Том 8. Жизнь ненужного человека. Исповедь. Лето
Шрифт:
— Ты, — говорю, — что замолчал?
Тогда он тихонько ворчит:
— Обидно, брат, мне несколько! Я было тоже рассчитывал на неё… да вот и прозевал!
Я смутился. Что тут скажешь?
И глупо говорю:
— Этого я не знал.
— При чём тут знатьё? — невесело восклицает Егор. — Тут — счастье. Я за нею со святок ходил, уговаривал её, а выпало тебе. Жениться, видишь ты, мне совсем неохота, то есть так, чтобы своим домом жить и всё, — на этом даже уж и отец не настаивает, поборол я его.
— Да, хорошая! — невольно поддакнул я.
— Ведь верно?
И вдруг оживился, толкнул меня плечом:
— Ты гляди — вот я тебя и моложе и с лица получше, ты не обижайся, ладно? А однако она тебя выбрала! Стало быть — не быка ищет баба, а человека!
Не совсем понимаю его, не знаю, что сказать, и бормочу:
— Разве же ты бык?
— Такова поговорка. Я, признаться, до этого раза баб не дорого ценил: «Нужна баба, как и клеть, а для бабы надо плеть», — поётся песня. А теперь — задумался: пожалуй, ведь и у нас могут образоваться женщины, подобные городским, а?
Теперь, когда я понял его, мне стало жалко тёзку, совестно пред ним; взял его под руку и прошу:
— Вот что, Егор, ты, пожалуйста, не обижайся на меня, да и на неё, ты же понимаешь…
Он меня остановил:
— Ну при чем же тут вы?
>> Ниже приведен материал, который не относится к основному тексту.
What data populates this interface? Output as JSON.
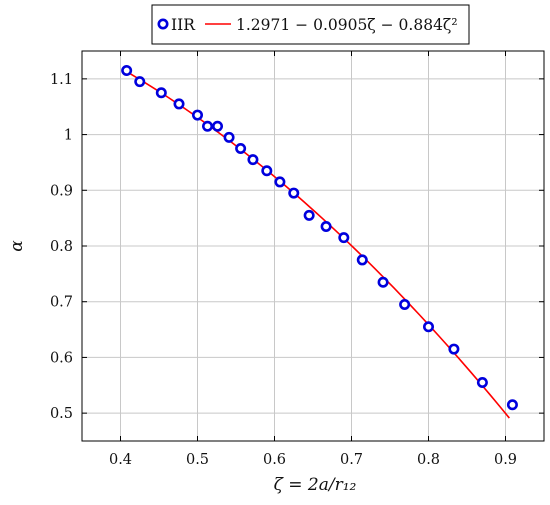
{
  "chart_data": {
    "type": "scatter",
    "title": "",
    "xlabel": "ζ = 2a/r₁₂",
    "ylabel": "α",
    "xlim": [
      0.35,
      0.95
    ],
    "ylim": [
      0.45,
      1.15
    ],
    "x_ticks": [
      0.4,
      0.5,
      0.6,
      0.7,
      0.8,
      0.9
    ],
    "x_tick_labels": [
      "0.4",
      "0.5",
      "0.6",
      "0.7",
      "0.8",
      "0.9"
    ],
    "y_ticks": [
      0.5,
      0.6,
      0.7,
      0.8,
      0.9,
      1.0,
      1.1
    ],
    "y_tick_labels": [
      "0.5",
      "0.6",
      "0.7",
      "0.8",
      "0.9",
      "1",
      "1.1"
    ],
    "grid": true,
    "legend_position": "top-center, above plot",
    "series": [
      {
        "name": "IIR",
        "type": "scatter",
        "color": "#0000dd",
        "marker": "hollow-circle",
        "x": [
          0.408,
          0.425,
          0.453,
          0.476,
          0.5,
          0.513,
          0.526,
          0.541,
          0.556,
          0.572,
          0.59,
          0.607,
          0.625,
          0.645,
          0.667,
          0.69,
          0.714,
          0.741,
          0.769,
          0.8,
          0.833,
          0.87,
          0.909
        ],
        "y": [
          1.115,
          1.095,
          1.075,
          1.055,
          1.035,
          1.015,
          1.015,
          0.995,
          0.975,
          0.955,
          0.935,
          0.915,
          0.895,
          0.855,
          0.835,
          0.815,
          0.775,
          0.735,
          0.695,
          0.655,
          0.615,
          0.555,
          0.515
        ]
      },
      {
        "name": "1.2971 − 0.0905ζ − 0.884ζ²",
        "type": "line",
        "color": "#ff0000",
        "formula": {
          "a0": 1.2971,
          "a1": -0.0905,
          "a2": -0.884
        },
        "x_range": [
          0.405,
          0.905
        ]
      }
    ],
    "legend": {
      "entries": [
        "IIR",
        "1.2971 − 0.0905ζ − 0.884ζ²"
      ]
    }
  }
}
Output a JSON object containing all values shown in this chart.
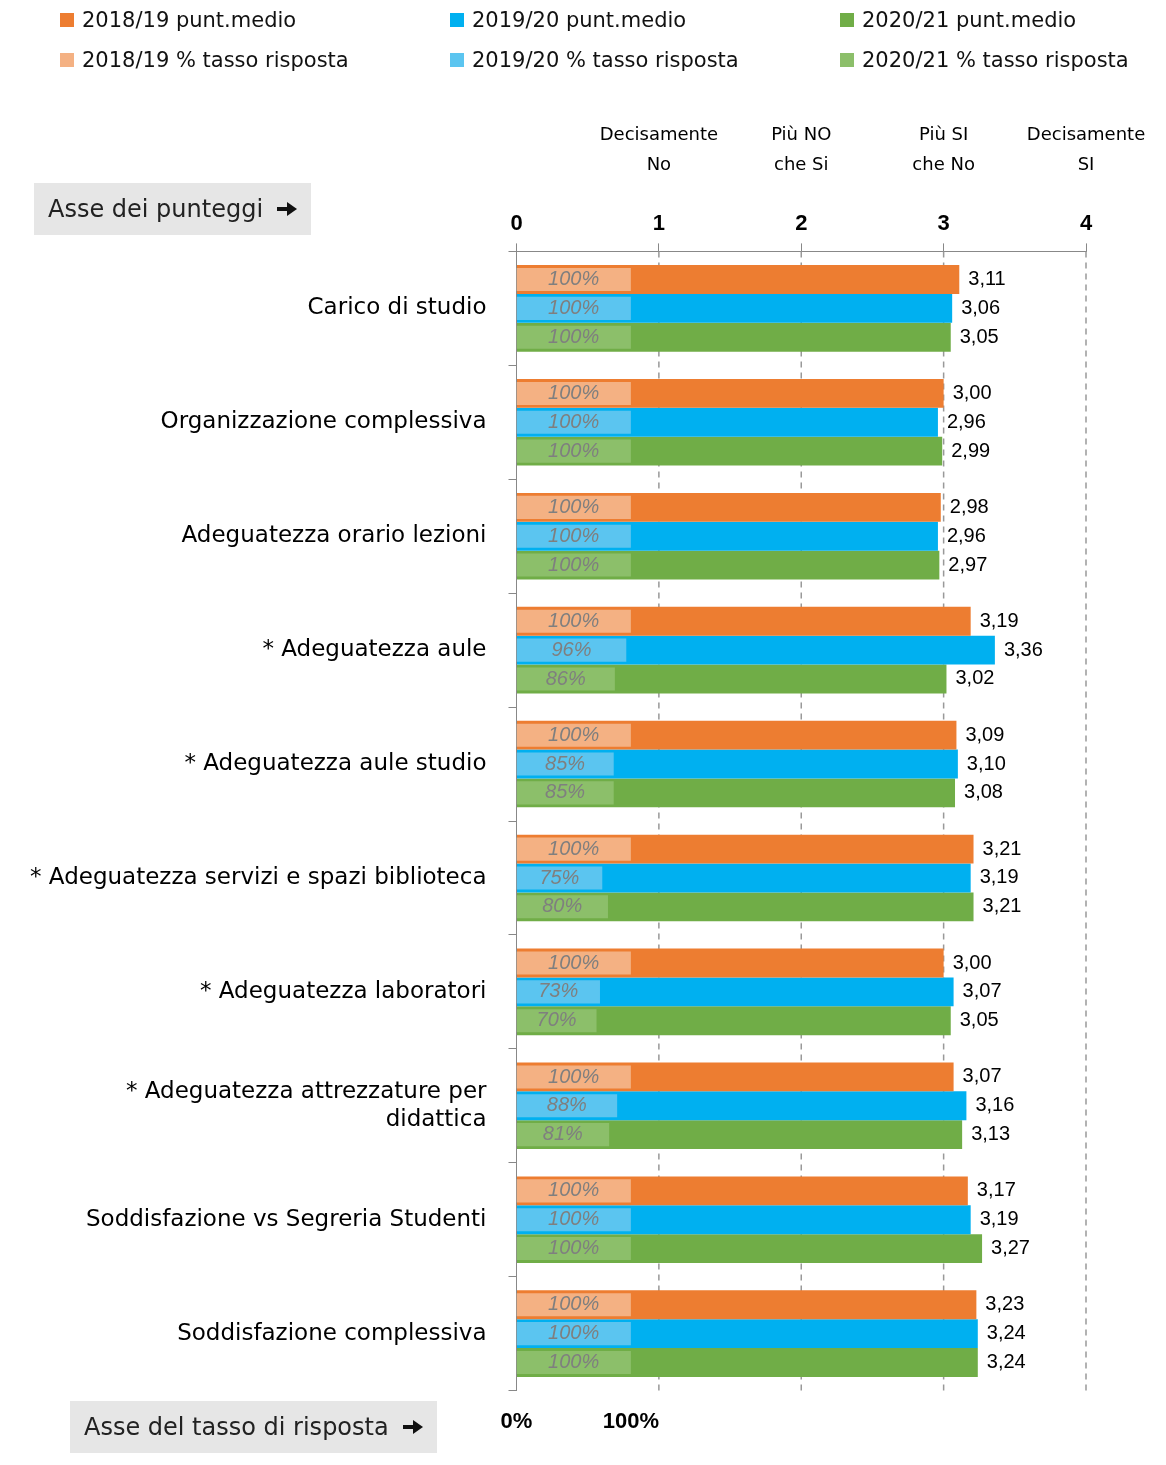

Обижаться мне на себя надо — хотел, а не достиг. Нет, насчёт обид — это ты оставь, надо, чтобы ничего лишнего между нами не было, не мешало бы нам дело двигать. Я, брат, врать не буду: мне скорбно — зачем врать? И не знаю, что бы я сделал, кабы не ты это, другой… А тут я понимаю — человек на свой пай поработал, отдых-ласку честно заслужил…
Тронуло это меня.
— Спасибо, Егор…
— Ведь если друзья — так друзья! — ответил он.
И пошли оба мы молча, вплоть друг другу. Но долгое время было мне неловко перед ним, а он, видимо, почуял это; как-то раз спрашивает:
— Ты, слышь, учить её начал?
— Да.
Смотрит на меня, улыбается и говорит:
— Ишь! А я бы не догадался, наверное.
Ясно мне, чего парень хочет.
— Она сама, — говорю, — подсказала мне.
— Ну-у?
Очень удивился и с той поры начал величать её по отчеству, а когда узнал, что она и склад книжек устроила у себя, радостно хохотал, крутя головой и гордо покрикивая:
— Вот это так! Это, брат, хорошо-о! Ежели бабы с нами будут, я те скажу — до удивительных делов можем мы дожить! Ей же богу, а?
…И вот пришла ночь нашего знакомства с людями Кузина. Весь день с утра шёл проливной дождь, и мы явились в землянку насквозь мокрые. Они уже все четверо были там и ещё пятый с ними.
Суетится в подземной чёрной дыре Милов, конфузливо одёргивая мокрую, залатанную и грязную рубаху, мигает линючими глазами и тонко, словно комар, поёт:
— Здравствуйте, гости дорогие… нуте-ка,
А сесть негде — землянка набита людями, словно мешок картофелем, она человек на шесть вырыта, а нас десятеро.
Гнедой тоже орёт:
— Ага-а, вот они!
Он выпачкал рожу сажей, дико таращит глаза и похож на пьяного медведя: поломал нары, разбивает доски ногами, всё вокруг него трещит и скрипит это он хочет развести светец в углу на очаге; там уже играет огонёк, приветливо дразня нас ласковыми жёлтыми языками. В дыму и во тьме слышен кашель Савелия и его глухой голос:
— А ты скорей раздувай, Гнедой!
Присмотревшись, видим в углу троих — словно волостной суд там заседает: солидно распространил по нарам длинное своё тело Кузин, развесил бороду, сидя на корточках обок с ним, Данило Косяков, человек, нам не обещанный и, кроме как по имени, никому не знакомый — всего с месяц назад явился он неведомо откуда сторожить скорняковский лес.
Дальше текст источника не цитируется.